The Ides of March: A Review
The Ides of March – Dir: George Clooney; *ing: Ryan Gosling, Philip Seymour Hoffman, Paul Giamatti, Evan Rachel Wood, Jeffrey Wright, George Clooney
The buck stops nowhere
“You exude something, you draw people in… you play them all like they’re pieces on a chessboard and you make it look effortless. And people get scared of you because they don’t understand how you do it, and they love you for it!” So says Republican presidential primary campaign manager Tom Duffy (Giamatti) to the rival Democratic camp press secretary Stephen Meyers. But he could just as easily have been talking about Ryan Gosling, the actor playing Meyers, who has emerged in the last couple of years as Hollywood’s most intriguing young actor, charismatic, yes, but also uncanny in his ability to locate the moral and emotional ambiguities in his characters and make them relatable to the audience. And it is a quality which is terrifically well-suited to the character he essays here in director/co-writer Clooney’s quietly powerful adaptation of Beau Willimon’s 2008 play Farragut North, which was loosely based on the (truncated) 2004 U.S presidential primary campaign of Democrat Howard Dean.
Meyers is an idealist; he knows and understands that politics is a dirty game but he believes that the right man can make a difference, and to him that man is Mike Morris (Clooney) governor of Pennsylvania turned White House hopeful.
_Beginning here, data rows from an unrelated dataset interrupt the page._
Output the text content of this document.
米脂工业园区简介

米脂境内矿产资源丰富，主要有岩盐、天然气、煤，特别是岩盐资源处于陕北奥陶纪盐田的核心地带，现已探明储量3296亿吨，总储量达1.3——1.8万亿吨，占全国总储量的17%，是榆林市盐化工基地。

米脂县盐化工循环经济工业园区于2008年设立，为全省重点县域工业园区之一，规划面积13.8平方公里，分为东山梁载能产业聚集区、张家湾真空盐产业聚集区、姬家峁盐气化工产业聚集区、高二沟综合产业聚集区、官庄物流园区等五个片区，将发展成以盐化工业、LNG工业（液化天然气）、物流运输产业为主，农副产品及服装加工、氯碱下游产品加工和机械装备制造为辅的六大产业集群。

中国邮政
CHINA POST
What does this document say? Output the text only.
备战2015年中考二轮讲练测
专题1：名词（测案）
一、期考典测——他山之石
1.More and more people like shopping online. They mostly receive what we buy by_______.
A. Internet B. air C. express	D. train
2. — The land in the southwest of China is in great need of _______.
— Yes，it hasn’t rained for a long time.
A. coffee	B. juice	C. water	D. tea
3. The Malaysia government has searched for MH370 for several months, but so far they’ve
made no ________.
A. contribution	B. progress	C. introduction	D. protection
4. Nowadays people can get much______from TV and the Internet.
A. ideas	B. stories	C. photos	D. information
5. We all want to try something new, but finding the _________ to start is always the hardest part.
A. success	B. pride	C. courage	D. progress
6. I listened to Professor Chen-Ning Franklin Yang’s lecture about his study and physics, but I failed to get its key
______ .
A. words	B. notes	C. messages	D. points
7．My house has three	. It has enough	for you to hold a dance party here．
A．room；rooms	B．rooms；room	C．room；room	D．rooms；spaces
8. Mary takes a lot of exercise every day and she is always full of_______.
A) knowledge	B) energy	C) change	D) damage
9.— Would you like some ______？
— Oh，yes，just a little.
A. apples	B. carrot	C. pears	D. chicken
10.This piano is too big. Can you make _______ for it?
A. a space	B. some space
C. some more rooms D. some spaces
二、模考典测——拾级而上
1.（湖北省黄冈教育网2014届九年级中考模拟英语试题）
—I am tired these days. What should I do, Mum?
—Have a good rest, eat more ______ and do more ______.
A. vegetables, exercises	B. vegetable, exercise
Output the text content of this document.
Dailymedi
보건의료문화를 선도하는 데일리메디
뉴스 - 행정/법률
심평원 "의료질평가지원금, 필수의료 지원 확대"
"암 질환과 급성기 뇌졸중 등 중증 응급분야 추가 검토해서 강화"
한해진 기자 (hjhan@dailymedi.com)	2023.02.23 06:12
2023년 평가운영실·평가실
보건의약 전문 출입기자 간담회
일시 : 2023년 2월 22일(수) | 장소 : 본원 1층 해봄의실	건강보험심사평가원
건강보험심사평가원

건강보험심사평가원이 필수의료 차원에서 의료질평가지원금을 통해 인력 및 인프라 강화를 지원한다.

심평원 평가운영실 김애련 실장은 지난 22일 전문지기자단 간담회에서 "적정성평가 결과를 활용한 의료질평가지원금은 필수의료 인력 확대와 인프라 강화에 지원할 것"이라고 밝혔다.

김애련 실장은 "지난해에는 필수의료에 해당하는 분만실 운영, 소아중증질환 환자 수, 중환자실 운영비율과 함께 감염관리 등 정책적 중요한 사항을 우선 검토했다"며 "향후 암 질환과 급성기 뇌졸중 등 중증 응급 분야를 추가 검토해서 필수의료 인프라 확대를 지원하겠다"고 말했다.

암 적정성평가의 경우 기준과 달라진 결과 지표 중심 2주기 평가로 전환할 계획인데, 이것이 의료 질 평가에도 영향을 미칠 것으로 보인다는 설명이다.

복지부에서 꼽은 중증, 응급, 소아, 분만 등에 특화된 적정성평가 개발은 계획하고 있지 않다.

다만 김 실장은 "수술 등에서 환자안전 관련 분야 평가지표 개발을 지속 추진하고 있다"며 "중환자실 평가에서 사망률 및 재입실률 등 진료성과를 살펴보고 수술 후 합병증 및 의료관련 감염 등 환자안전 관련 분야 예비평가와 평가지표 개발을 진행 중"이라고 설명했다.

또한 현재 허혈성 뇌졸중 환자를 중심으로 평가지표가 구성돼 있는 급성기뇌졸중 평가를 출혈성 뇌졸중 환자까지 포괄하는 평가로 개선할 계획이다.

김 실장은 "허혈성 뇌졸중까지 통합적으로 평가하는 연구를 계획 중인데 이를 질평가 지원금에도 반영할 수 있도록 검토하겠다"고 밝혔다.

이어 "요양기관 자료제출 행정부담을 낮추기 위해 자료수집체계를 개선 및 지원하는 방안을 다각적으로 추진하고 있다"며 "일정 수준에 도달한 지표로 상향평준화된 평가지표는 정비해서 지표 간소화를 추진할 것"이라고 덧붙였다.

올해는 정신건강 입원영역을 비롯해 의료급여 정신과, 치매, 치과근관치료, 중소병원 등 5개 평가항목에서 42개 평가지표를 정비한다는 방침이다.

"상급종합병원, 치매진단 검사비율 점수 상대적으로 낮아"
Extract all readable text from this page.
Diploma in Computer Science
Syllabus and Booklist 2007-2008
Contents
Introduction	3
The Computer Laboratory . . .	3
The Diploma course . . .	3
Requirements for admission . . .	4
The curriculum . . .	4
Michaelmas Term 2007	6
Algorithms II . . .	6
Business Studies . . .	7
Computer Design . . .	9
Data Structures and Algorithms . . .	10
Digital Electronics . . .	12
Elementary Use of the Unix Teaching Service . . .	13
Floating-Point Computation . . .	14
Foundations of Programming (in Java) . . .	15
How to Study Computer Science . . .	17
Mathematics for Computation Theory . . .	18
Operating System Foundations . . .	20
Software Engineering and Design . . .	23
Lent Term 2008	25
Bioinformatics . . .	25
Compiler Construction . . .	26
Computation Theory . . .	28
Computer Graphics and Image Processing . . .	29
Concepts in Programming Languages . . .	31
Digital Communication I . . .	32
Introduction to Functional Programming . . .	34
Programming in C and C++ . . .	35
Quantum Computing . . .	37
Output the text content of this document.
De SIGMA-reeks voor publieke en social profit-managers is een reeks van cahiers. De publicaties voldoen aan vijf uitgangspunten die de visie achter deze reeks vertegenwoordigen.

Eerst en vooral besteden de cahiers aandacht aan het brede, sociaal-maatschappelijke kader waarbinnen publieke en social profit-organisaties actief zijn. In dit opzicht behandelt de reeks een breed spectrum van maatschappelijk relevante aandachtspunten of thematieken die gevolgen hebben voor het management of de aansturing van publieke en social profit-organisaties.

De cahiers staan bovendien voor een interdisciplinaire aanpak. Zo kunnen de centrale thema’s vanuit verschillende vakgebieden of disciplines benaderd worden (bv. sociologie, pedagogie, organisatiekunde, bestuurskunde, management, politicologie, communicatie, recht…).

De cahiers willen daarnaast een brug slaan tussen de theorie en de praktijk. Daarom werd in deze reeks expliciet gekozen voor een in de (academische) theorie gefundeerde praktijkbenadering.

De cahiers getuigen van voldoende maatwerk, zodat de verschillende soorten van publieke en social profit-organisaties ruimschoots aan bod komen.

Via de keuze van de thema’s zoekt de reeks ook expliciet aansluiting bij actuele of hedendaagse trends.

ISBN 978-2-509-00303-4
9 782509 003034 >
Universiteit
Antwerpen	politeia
While on the campaign trail to secure Morris the Democratic nomination in Ohio, Meyers grapples with the more dubious aspects of his work as he endures mind games from Duffy, specifically regarding a prospective endorsement from an inflential senator (Wright), and also comes to learn – and unlearn – a thing or two about his own motives and aspirations after a flirtation with a young intern (Wood) leads to potential disaster. In one of the film’s many dramatically subtle but solid scenes, Morris’ senior campaign manager Paul Zara (Hoffman) tells it like it is, suggesting to Meyers that his idealism is little more than a play for reflected glory, that his personal and political ambitions are enmeshed, while Zara himself may be cynical and compromised but there is integrity in his underhandedness because at least he is not on the make.
The Ides of March, despite Clooney’s well-documented staunch stance as a liberal, is not about the opposite spectrums of American politics at all. Rather, it is about the tarnished, and arguably misguided, notions of idealism in the modern political world. Is it realistically possible, the film posits, for a politician to win and still remain true to his original values and ideals? The same question is also pertinent, perhaps even more so, for the spin doctors, the people who work to transform politicians into candidates who will serve in positions of power. To this end, Clooney the director and Gosling his actor, skillfully conceal Meyers’ inner workings both from us as well as the other characters, so that we are always a little uncertain as to what nature of journey we are witnessing and party to – redemption or corruption?
There is a flaw inherent to the story of course. Knowing the world of politics as we do now in the new millennium, it is hard to buy that there are any idealists inhabiting it. But maybe that’s the point the film is making, maybe we aren’t supposed to buy it in the first place. And if we do, then part of the onus of how people behave once in power, is on us.
Cult: Mr. Smith Goes To Washington (1939) – Wide-eyed idealist James Stewart learns the ways of Washingtonians the hard way.
Current: J. Edgar – Leonardo DiCaprio stars in Clint Eastwood’s bio-pic of the feared and reviled long-time director of the FBI, arguably one of the architects of cynical, Right-wing politics in America.
Coming Attraction: The Iron Lady – Meryl Streep as Margaret Thatcher. Need we say more?